Bhutanese politician (born 1972)

Lily Wangchuk or Lily Wangchhuk (born October 15, 1972) is a Bhutanese politician, diplomat and activist. A diplomat between 1994 and 2008, in November 2012 she became the first Bhutanese woman to be appointed president of a political party.

==Background and education==
Wangchuk was born into a noble family. Her grandfather, Rinzin Dorji, served as the last Daga Penlop under the second King Jigme Wangchuck and third King Jigme Dorji Wangchuk. Her father died when she was very young and her mother left the family to become a nun. Wangchuk earned a Bachelor of Arts in Political Science at Miranda College in India. She earned a Master of Public Policy in International Diplomacy at the Australian National University, and a Postgraduate diploma in Human Rights and International Law at the Indian Academy of International Law and Diplomacy.

==Career==
Wangchuk began work as a diplomat in 1994, and in 2003 she was a recipient of the Lions Club Award for Outstanding Diplomat for her work with Bhutanese bilateral relations with India. After a 12-year career as a diplomat, she took time off to travel across Bhutan, visiting all 20 districts and the remotest areas of the country, during which she observed the socioeconomic challenges facing common people and inequalities in development.

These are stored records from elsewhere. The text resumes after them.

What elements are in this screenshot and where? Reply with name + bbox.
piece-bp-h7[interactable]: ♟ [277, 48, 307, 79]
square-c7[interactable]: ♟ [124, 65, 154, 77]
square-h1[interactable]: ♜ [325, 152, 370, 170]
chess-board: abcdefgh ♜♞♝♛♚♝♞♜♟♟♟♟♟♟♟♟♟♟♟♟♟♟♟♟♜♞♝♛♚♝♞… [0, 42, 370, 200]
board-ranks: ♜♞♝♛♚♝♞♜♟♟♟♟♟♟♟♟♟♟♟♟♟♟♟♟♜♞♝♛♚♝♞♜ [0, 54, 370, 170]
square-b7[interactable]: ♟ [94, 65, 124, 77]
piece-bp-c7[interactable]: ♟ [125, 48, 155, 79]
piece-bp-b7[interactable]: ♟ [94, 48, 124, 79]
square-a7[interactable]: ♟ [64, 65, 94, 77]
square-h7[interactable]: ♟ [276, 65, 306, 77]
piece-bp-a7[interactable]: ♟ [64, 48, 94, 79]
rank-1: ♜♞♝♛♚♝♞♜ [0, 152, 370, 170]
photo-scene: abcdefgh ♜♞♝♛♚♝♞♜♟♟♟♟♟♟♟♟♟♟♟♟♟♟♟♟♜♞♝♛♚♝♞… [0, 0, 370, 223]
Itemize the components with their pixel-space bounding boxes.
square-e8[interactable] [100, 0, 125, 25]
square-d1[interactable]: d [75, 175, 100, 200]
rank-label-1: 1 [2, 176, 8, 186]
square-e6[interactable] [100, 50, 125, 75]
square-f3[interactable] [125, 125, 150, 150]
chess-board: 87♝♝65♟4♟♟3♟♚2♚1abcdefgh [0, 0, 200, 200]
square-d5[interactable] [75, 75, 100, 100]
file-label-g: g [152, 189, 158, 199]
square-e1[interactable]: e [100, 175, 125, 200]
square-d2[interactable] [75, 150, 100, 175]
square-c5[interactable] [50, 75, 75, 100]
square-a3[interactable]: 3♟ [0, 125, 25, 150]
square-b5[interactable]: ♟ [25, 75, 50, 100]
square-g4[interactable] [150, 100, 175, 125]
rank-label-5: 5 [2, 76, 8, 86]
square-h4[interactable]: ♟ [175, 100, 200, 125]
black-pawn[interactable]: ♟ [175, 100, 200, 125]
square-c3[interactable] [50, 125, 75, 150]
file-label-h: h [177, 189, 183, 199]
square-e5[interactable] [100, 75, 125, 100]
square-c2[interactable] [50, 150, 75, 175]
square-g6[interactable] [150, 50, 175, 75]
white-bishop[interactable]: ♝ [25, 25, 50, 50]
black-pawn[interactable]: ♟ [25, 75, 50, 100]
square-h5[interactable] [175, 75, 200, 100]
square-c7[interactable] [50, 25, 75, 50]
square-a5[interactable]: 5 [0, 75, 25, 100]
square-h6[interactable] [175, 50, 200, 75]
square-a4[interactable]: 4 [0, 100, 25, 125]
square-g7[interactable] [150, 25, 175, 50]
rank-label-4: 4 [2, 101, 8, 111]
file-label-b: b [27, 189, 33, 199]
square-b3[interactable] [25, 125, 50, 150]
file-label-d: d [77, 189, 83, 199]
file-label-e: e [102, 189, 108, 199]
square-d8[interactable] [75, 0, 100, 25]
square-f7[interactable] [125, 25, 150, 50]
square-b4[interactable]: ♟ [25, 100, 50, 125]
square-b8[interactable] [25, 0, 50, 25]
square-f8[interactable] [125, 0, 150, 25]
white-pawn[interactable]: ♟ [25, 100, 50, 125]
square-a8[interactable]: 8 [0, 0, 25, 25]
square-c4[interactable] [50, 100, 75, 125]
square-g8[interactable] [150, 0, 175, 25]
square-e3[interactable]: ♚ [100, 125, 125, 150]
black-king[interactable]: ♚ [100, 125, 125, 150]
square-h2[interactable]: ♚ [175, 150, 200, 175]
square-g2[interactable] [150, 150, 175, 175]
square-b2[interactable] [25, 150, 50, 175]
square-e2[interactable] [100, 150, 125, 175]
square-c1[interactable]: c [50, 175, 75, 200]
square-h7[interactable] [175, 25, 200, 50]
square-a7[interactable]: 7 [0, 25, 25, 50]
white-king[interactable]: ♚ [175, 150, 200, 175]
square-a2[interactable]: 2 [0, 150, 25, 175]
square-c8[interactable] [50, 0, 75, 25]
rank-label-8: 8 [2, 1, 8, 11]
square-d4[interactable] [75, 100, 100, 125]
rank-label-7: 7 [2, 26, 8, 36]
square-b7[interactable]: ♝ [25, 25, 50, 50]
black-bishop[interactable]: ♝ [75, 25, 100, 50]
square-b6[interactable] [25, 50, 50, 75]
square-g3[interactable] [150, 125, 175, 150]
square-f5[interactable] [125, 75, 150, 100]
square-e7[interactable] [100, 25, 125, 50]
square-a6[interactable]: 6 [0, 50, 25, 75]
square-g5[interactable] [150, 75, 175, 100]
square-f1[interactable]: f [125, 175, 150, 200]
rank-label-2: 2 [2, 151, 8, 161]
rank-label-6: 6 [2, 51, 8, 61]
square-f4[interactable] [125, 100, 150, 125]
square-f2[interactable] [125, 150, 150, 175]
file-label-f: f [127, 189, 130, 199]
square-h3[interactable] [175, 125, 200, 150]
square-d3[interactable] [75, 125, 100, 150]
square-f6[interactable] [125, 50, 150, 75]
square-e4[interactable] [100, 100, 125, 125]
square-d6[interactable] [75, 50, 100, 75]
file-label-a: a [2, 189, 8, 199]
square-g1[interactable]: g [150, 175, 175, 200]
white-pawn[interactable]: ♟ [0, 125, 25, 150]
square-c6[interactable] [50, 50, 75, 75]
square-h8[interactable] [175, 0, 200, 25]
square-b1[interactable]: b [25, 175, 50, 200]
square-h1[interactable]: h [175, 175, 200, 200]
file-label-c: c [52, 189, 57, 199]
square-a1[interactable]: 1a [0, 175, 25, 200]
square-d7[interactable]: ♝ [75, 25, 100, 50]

Wangchuk once served as the executive director of the Bhutan Media Foundation (BMF) and head of the People's Democratic Party's women wing. Soon after leaving BMF to pursue a career as a politician, in October 2011 she was diagnosed with endometrial cancer and overcame the disease in six months. In November 2012, Wangchuk became the first Bhutanese woman to be appointed president of a political party, Druk Chirwang Tshogpa, a party which was formally recognized in early 2013. She was a candidate for presidency during the 2013 elections, and represents North Thimphu Constituency. Wangchuk cites Aung San Suu Kyi as an inspiration in her leadership.

She ran for the seat of the National Assembly of Bhutan as a candidate of Druk Phuensum Tshogpa (DPT) from North Thimphu constituency in the 2018 Bhutanese National Assembly election, but was unsuccessful. She came in second, receiving 2,102 votes and losing the seat to Dechen Wangmo.